This article originally appeared in the Culture section of Bloomberg News on Sept. 17, 2007.
Sept. 17 (Bloomberg) — On film, swathed head to ankles in a tube of stretch jersey, the only bare flesh a face like an ancient mask and work-toughened hands and feet, Martha Graham dances “Lamentation,” her landmark 1930 solo that is the ultimate incarnation of grief.
“Lamentation Variations” was concocted for the opening performance (significantly, on Sept. 11) of the Martha Graham Dance Company’s two-week New York season. It follows the Graham footage with brief, slight pieces by Aszure Barton, Larry Keigwin and Richard Move (the Graham impersonator who used to be persona non grata with the troupe). These afterthoughts, borrowing some of Graham’s gestures and fragments of the work’s mood, are both insignificant and unnecessary.

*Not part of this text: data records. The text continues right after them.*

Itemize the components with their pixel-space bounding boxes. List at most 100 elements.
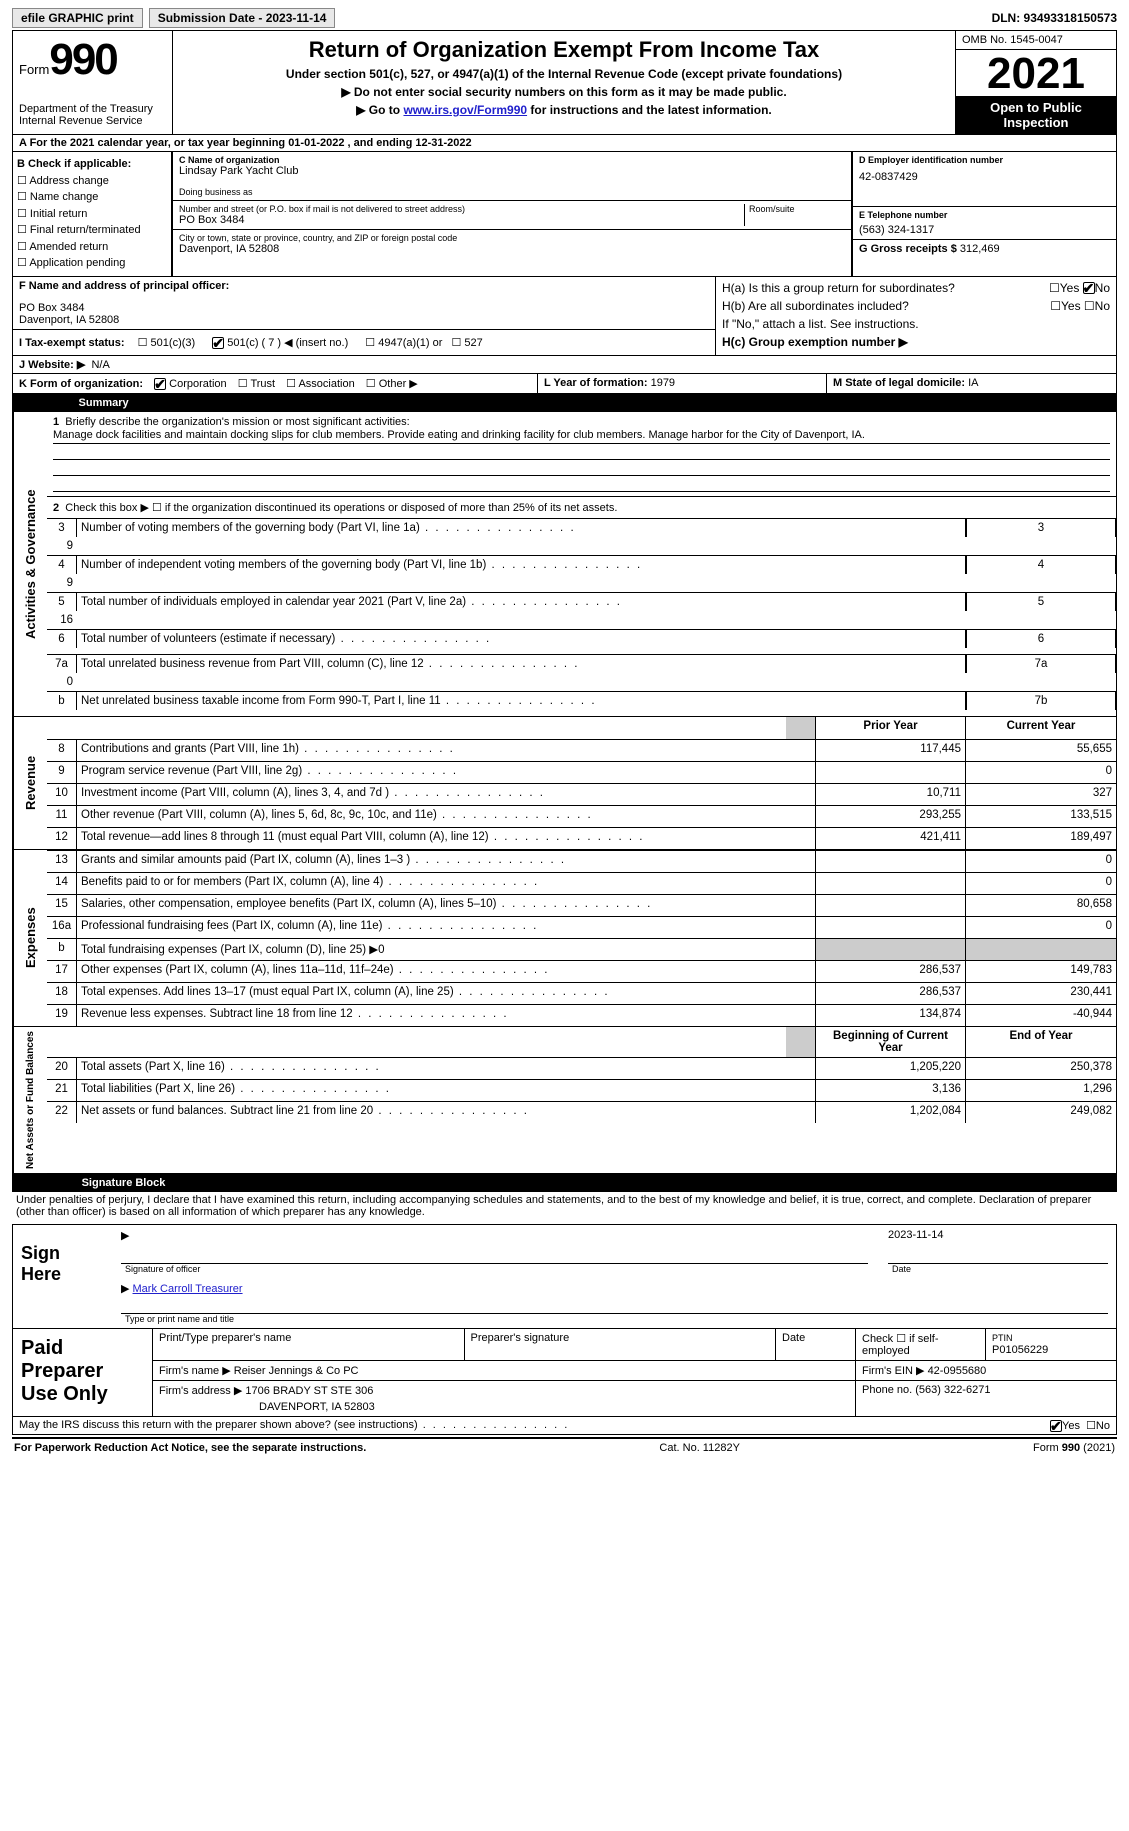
lbl-room: Room/suite <box>745 204 845 226</box>
chk-527[interactable]: ☐ 527 <box>451 337 482 349</box>
box-deg: D Employer identification number 42-0837… <box>852 152 1117 277</box>
line-klm: K Form of organization: Corporation ☐ Tr… <box>12 374 1117 394</box>
chk-pending[interactable]: ☐ Application pending <box>17 255 167 272</box>
submission-date-button[interactable]: Submission Date - 2023-11-14 <box>149 8 336 28</box>
pp-ptin: P01056229 <box>992 1344 1048 1356</box>
header-sub2: ▶ Do not enter social security numbers o… <box>179 85 949 99</box>
table-row: bNet unrelated business taxable income f… <box>47 691 1116 716</box>
table-row: 14Benefits paid to or for members (Part … <box>47 872 1116 894</box>
footer-right: Form 990 (2021) <box>1033 1442 1115 1454</box>
table-row: 4Number of independent voting members of… <box>47 555 1116 592</box>
q1: 1 Briefly describe the organization's mi… <box>47 412 1116 496</box>
h-note: If "No," attach a list. See instructions… <box>722 317 1110 331</box>
lbl-org-name: C Name of organization <box>179 155 845 165</box>
discuss-yesno[interactable]: Yes ☐No <box>1050 1419 1110 1432</box>
pp-sig-lbl: Preparer's signature <box>465 1329 777 1360</box>
line-a-period: A For the 2021 calendar year, or tax yea… <box>12 135 1117 152</box>
sig-date-val: 2023-11-14 <box>888 1229 1108 1245</box>
chk-address[interactable]: ☐ Address change <box>17 173 167 190</box>
footer-left: For Paperwork Reduction Act Notice, see … <box>14 1442 366 1454</box>
firm-name: Reiser Jennings & Co PC <box>234 1365 359 1377</box>
part2-title: Signature Block <box>82 1177 166 1189</box>
form-number: 990 <box>49 35 116 84</box>
page-footer: For Paperwork Reduction Act Notice, see … <box>12 1437 1117 1457</box>
header-right: OMB No. 1545-0047 2021 Open to Public In… <box>956 31 1116 134</box>
sub3-post: for instructions and the latest informat… <box>527 103 772 117</box>
table-row: 15Salaries, other compensation, employee… <box>47 894 1116 916</box>
pp-check[interactable]: Check ☐ if self-employed <box>856 1329 986 1360</box>
lbl-street: Number and street (or P.O. box if mail i… <box>179 204 740 214</box>
chk-corp[interactable]: Corporation <box>154 378 227 390</box>
hb-row: H(b) Are all subordinates included? ☐Yes… <box>722 299 1110 313</box>
table-row: 17Other expenses (Part IX, column (A), l… <box>47 960 1116 982</box>
efile-print-button[interactable]: efile GRAPHIC print <box>12 8 143 28</box>
lbl-city: City or town, state or province, country… <box>179 233 845 243</box>
side-na: Net Assets or Fund Balances <box>13 1027 47 1173</box>
tax-year: 2021 <box>956 52 1116 96</box>
irs-link[interactable]: www.irs.gov/Form990 <box>403 103 527 117</box>
lbl-tax-status: I Tax-exempt status: <box>19 337 125 349</box>
discuss-row: May the IRS discuss this return with the… <box>12 1417 1117 1435</box>
sig-date-lbl: Date <box>888 1263 1108 1274</box>
line-j: J Website: ▶ N/A <box>12 356 1117 374</box>
mission-text: Manage dock facilities and maintain dock… <box>53 428 1110 444</box>
table-row: 18Total expenses. Add lines 13–17 (must … <box>47 982 1116 1004</box>
pp-name-lbl: Print/Type preparer's name <box>153 1329 465 1360</box>
chk-4947[interactable]: ☐ 4947(a)(1) or <box>365 337 442 349</box>
box-c: C Name of organization Lindsay Park Yach… <box>172 152 852 277</box>
header-left: Form990 Department of the Treasury Inter… <box>13 31 173 134</box>
table-row: 16aProfessional fundraising fees (Part I… <box>47 916 1116 938</box>
chk-amended[interactable]: ☐ Amended return <box>17 239 167 256</box>
table-row: 10Investment income (Part VIII, column (… <box>47 783 1116 805</box>
phone-value: (563) 324-1317 <box>859 224 1110 236</box>
officer-line1: PO Box 3484 <box>19 302 709 314</box>
table-row: 9Program service revenue (Part VIII, lin… <box>47 761 1116 783</box>
hc-row: H(c) Group exemption number ▶ <box>722 335 1110 349</box>
sub3-pre: ▶ Go to <box>356 103 403 117</box>
part1-label: Part I <box>21 397 61 409</box>
gross-value: 312,469 <box>960 243 1000 255</box>
box-b: B Check if applicable: ☐ Address change … <box>12 152 172 277</box>
side-exp: Expenses <box>13 850 47 1026</box>
footer-mid: Cat. No. 11282Y <box>659 1442 740 1454</box>
part2-bar: Part II Signature Block <box>12 1174 1117 1192</box>
hdr-end: End of Year <box>966 1027 1116 1057</box>
city-value: Davenport, IA 52808 <box>179 243 845 255</box>
box-b-title: B Check if applicable: <box>17 156 167 173</box>
box-k: K Form of organization: Corporation ☐ Tr… <box>13 374 538 393</box>
hdr-beg: Beginning of Current Year <box>816 1027 966 1057</box>
dept-irs: Internal Revenue Service <box>19 115 166 127</box>
ha-yesno[interactable]: ☐Yes No <box>1049 281 1110 295</box>
chk-501c3[interactable]: ☐ 501(c)(3) <box>138 337 196 349</box>
chk-name[interactable]: ☐ Name change <box>17 189 167 206</box>
hdr-prior: Prior Year <box>816 717 966 739</box>
chk-initial[interactable]: ☐ Initial return <box>17 206 167 223</box>
paid-label: Paid Preparer Use Only <box>13 1329 153 1416</box>
form-title: Return of Organization Exempt From Incom… <box>179 37 949 63</box>
section-fh: F Name and address of principal officer:… <box>12 277 1117 356</box>
firm-addr2: DAVENPORT, IA 52803 <box>259 1401 849 1413</box>
street-value: PO Box 3484 <box>179 214 740 226</box>
hdr-curr: Current Year <box>966 717 1116 739</box>
side-rev: Revenue <box>13 717 47 849</box>
sig-officer-line[interactable]: Signature of officer <box>121 1263 868 1274</box>
table-row: 12Total revenue—add lines 8 through 11 (… <box>47 827 1116 849</box>
officer-line2: Davenport, IA 52808 <box>19 314 709 326</box>
topbar: efile GRAPHIC print Submission Date - 20… <box>12 8 1117 28</box>
q2: 2 Check this box ▶ ☐ if the organization… <box>47 496 1116 518</box>
lbl-gross: G Gross receipts $ <box>859 243 957 255</box>
form-word: Form <box>19 62 49 77</box>
header-sub3: ▶ Go to www.irs.gov/Form990 for instruct… <box>179 103 949 117</box>
table-row: 3Number of voting members of the governi… <box>47 518 1116 555</box>
ha-row: H(a) Is this a group return for subordin… <box>722 281 1110 295</box>
table-row: 22Net assets or fund balances. Subtract … <box>47 1101 1116 1123</box>
chk-final[interactable]: ☐ Final return/terminated <box>17 222 167 239</box>
chk-assoc[interactable]: ☐ Association <box>286 378 355 390</box>
section-bcd: B Check if applicable: ☐ Address change … <box>12 152 1117 277</box>
chk-trust[interactable]: ☐ Trust <box>238 378 275 390</box>
chk-501c[interactable]: 501(c) ( 7 ) ◀ (insert no.) <box>212 337 348 349</box>
chk-other[interactable]: ☐ Other ▶ <box>366 378 418 390</box>
hb-yesno[interactable]: ☐Yes ☐No <box>1050 299 1110 313</box>
dln-label: DLN: 93493318150573 <box>992 11 1117 25</box>
firm-phone: (563) 322-6271 <box>915 1384 990 1396</box>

Now under the direction of Janet Eilber, once a glamorous Graham principal, the company has been heir to chronic waves of disaster and dissolution in its 80-year life. Again, it’s attempting rebirth (one of the legendary choreographer’s favorite words). It’s got three strikes against it.
The company has not yet produced heroic performers equal to those who brought Graham’s great middle-period works to life in the 1930s and ’40s — pieces such as the flawless “Appalachian Spring,” the ecstatic “Diversion of Angels” and the tempestuous “Night Journey” and “Cave of the Heart,” all of which are being performed this season. Graham stars — Pearl Lang, Mary Hinkson, Helen McGehee, Ethel Winter, Yuriko (Kikuchi), Matt Turney and Bertram Ross, among the ones I saw — could tear a passion to tatters both physically and emotionally.
Operatic Scale
Then there’s the cultural dissonance. Apart from Graham devotees, current audiences find even the best works hopelessly outdated, often ridiculous. The dances’ fierce, gut-sprung vocabulary (Graham’s unique invention) and their grand-opera emotive style couldn’t be more contrary to the cool, sleek temper of the times.
And now Eilber, who can give the company no future if it can’t sell tickets, has taken to “contextualizing” (one of her own favorite words) the repertory, promoting works of genius that used to speak perfectly well for themselves. Eilber has a different dance-world celebrity hosting each program, telling the audience what it’s going to see and testifying to its worth.
Of course, there were redeeming moments. Relieving an alarmingly tepid opening night, the dancers playing the Adam- Eve-Lilith-Serpentine Stranger quartet in “Embattled Garden” unfroze a few minutes into the dance and went for broke. They still weren’t wonderful, but they suddenly took a chance on owning their roles instead of working by rote like dutiful schoolchildren.
Vehement Eve
Cast against type to play Eve, Jennifer DePalo, a strong- boned woman with vehemence and concentration to match, was the most vivid of them. She proved her mettle the next night as the chief soloist in “Sketches From `Chronicle,”’ one of the few Graham pieces that regularly elicit cheers from today’s viewers, with its superb, severe architecture and an all-female cast as self-contained as nuns and as ferocious as furies.
On the same program, DePalo also played the Leader of the Chorus, a secondary role in “Night Journey,” with concentrated fervor, putting a barely passable Jocasta and Oedipus in the shade.
I also liked the work of the young Atsuko Tonohata, as effervescent as spring in “Diversion of Angels,” and the veteran Miki Orihara, who seems to understand what’s going on in a dance with every cell in her delicate body.
The third evening, as Medea in “Cave of the Heart,” Orihara approached that transcendent state in which the carefully designed choreography seemed to emanate from her own anatomy and state of mind. Tadej Brdnik, as Jason, used his blunt force effectively, in contrast to the other leading men in the troupe, who count too much on the beauty of their gorgeously honed physiques.
Most everything else I saw was destined to disappoint the old Graham fans and discourage new viewers.